The dicey situation in Greece may provide the Federal Reserve with yet another reason to hold off on hiking rates.
The minutes of the Fed's June meeting, released on Wednesday afternoon, showed that the debt crisis in Greece unmistakably weighed on policymakers' minds.
In the discussion of risks to the Fed's economic projections, the minutes note that "several mentioned their uncertainty about whether Greece and its official creditors would reach an agreement."
The impact on financial markets could also be sharp, according to committee members: "Many participants expressed concern that a failure of Greece and its official creditors to resolve their difference could result in disruptions in financial markets in the euro area, with possible spillover effects on the United States."

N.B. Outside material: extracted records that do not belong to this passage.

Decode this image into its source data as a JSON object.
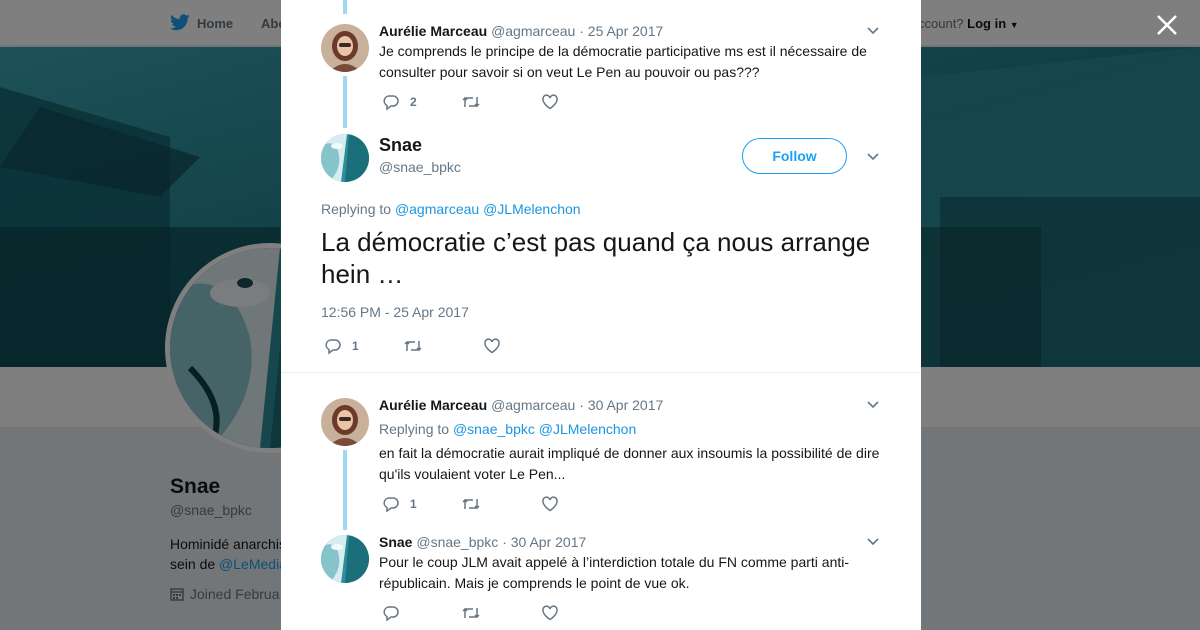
{
  "background": {
    "nav": {
      "home": "Home",
      "about": "Abo",
      "account_prompt": "ccount?",
      "login": "Log in"
    },
    "profile": {
      "name": "Snae",
      "handle": "@snae_bpkc",
      "bio_line1": "Hominidé anarchis",
      "bio_line2_prefix": "sein de ",
      "bio_link": "@LeMedia",
      "joined": "Joined Februa"
    }
  },
  "tweets": [
    {
      "name": "Aurélie Marceau",
      "handle": "@agmarceau",
      "date": "25 Apr 2017",
      "text": "Je comprends le principe de la démocratie participative ms est il nécessaire de consulter pour savoir si on veut Le Pen au pouvoir ou pas???",
      "reply_count": "2"
    },
    {
      "name": "Snae",
      "handle": "@snae_bpkc",
      "follow_label": "Follow",
      "replying_label": "Replying to",
      "replying_to": [
        "@agmarceau",
        "@JLMelenchon"
      ],
      "text": "La démocratie c’est pas quand ça nous arrange hein …",
      "timestamp": "12:56 PM - 25 Apr 2017",
      "reply_count": "1"
    },
    {
      "name": "Aurélie Marceau",
      "handle": "@agmarceau",
      "date": "30 Apr 2017",
      "replying_label": "Replying to",
      "replying_to": [
        "@snae_bpkc",
        "@JLMelenchon"
      ],
      "text": "en fait la démocratie aurait impliqué de donner aux insoumis la possibilité de dire qu'ils voulaient voter Le Pen...",
      "reply_count": "1"
    },
    {
      "name": "Snae",
      "handle": "@snae_bpkc",
      "date": "30 Apr 2017",
      "text": "Pour le coup JLM avait appelé à l’interdiction totale du FN comme parti anti-républicain. Mais je comprends le point de vue ok.",
      "reply_count": ""
    }
  ],
  "colors": {
    "accent": "#1da1f2",
    "link": "#1b95e0",
    "muted": "#657786",
    "thread_line": "#9fd8ef"
  },
  "icons": [
    "twitter-bird-icon",
    "close-icon",
    "chevron-down-icon",
    "reply-icon",
    "retweet-icon",
    "like-icon",
    "calendar-icon"
  ]
}
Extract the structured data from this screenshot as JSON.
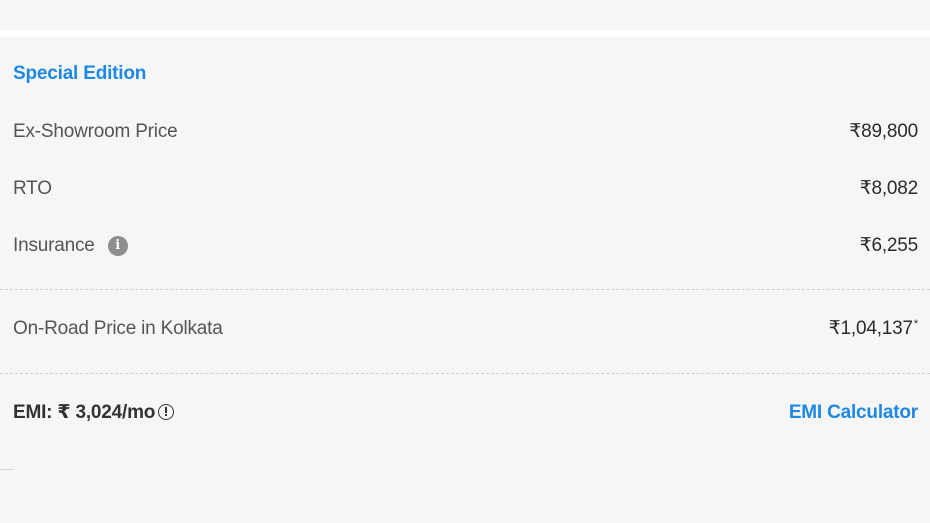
{
  "variant": {
    "title": "Special Edition"
  },
  "price_rows": [
    {
      "label": "Ex-Showroom Price",
      "value": "₹89,800"
    },
    {
      "label": "RTO",
      "value": "₹8,082"
    },
    {
      "label": "Insurance",
      "value": "₹6,255"
    }
  ],
  "on_road": {
    "label": "On-Road Price in Kolkata",
    "value": "₹1,04,137",
    "asterisk": "*"
  },
  "emi": {
    "label": "EMI: ₹ 3,024/mo",
    "calculator_label": "EMI Calculator"
  },
  "icons": {
    "insurance_info": "info-icon",
    "emi_info": "info-circle-icon"
  },
  "colors": {
    "accent": "#1e88e5",
    "background": "#f6f6f6",
    "text": "#2b2b2b",
    "muted_text": "#555555"
  }
}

Of course, the reason the Fed's words are watched so closely is not that the Federal Open Market Committee is composed of rock-star prognosticators; rather, it is because their views on markets and the economy impact their policy decisions. And if worries about Greece are weighing heavily on the Fed, then a prolonged debt crisis could keep the Fed from raising its key federal funds rate target off of crisis levels.
Since that means short-term bonds would continue to be unattractive, it would be good news indeed for so-called "risk assets" such as equities.
"The Fed has expressed that it has a global mandate, and isn't just focused on the U.S.," commented Dennis Davitt, an options trader with Harvest Volatility Advisors. "If the Fed is not raising rates, it is giving the market a synthetic put," meaning that it is providing support for stocks.
Boris Schlossberg, a currency trader with BK Asset Management, says the Fed is keeping a close watch on monetary policy history.
"I definitely think Greece is weighing on them, because the Fed does not want to do the one thing they're terribly afraid of, which is [what it did in] 1938—tighten policy and push the economy right back into a recession," Schlossberg told CNBC's "Trading Nation" on Wednesday.
The Fed indeed tightened policy starting in 1937, which some economists blame for a consequent economic slowdown, though its cause is still debated.
"I think they're going to really be much more cautious than everybody thinks they are and pretty much hold off until they're absolutely certain the conditions in the global economy have stabilized," Schlossberg said.
"I definitely think the September rate hike is pretty much off the table given what's going on right now and probably at the very, very least they're going to push it out until December."
Fed funds futures are now implying just a 9 percent chance of a September rate hike, according to the CME Group's Fed Watch tool.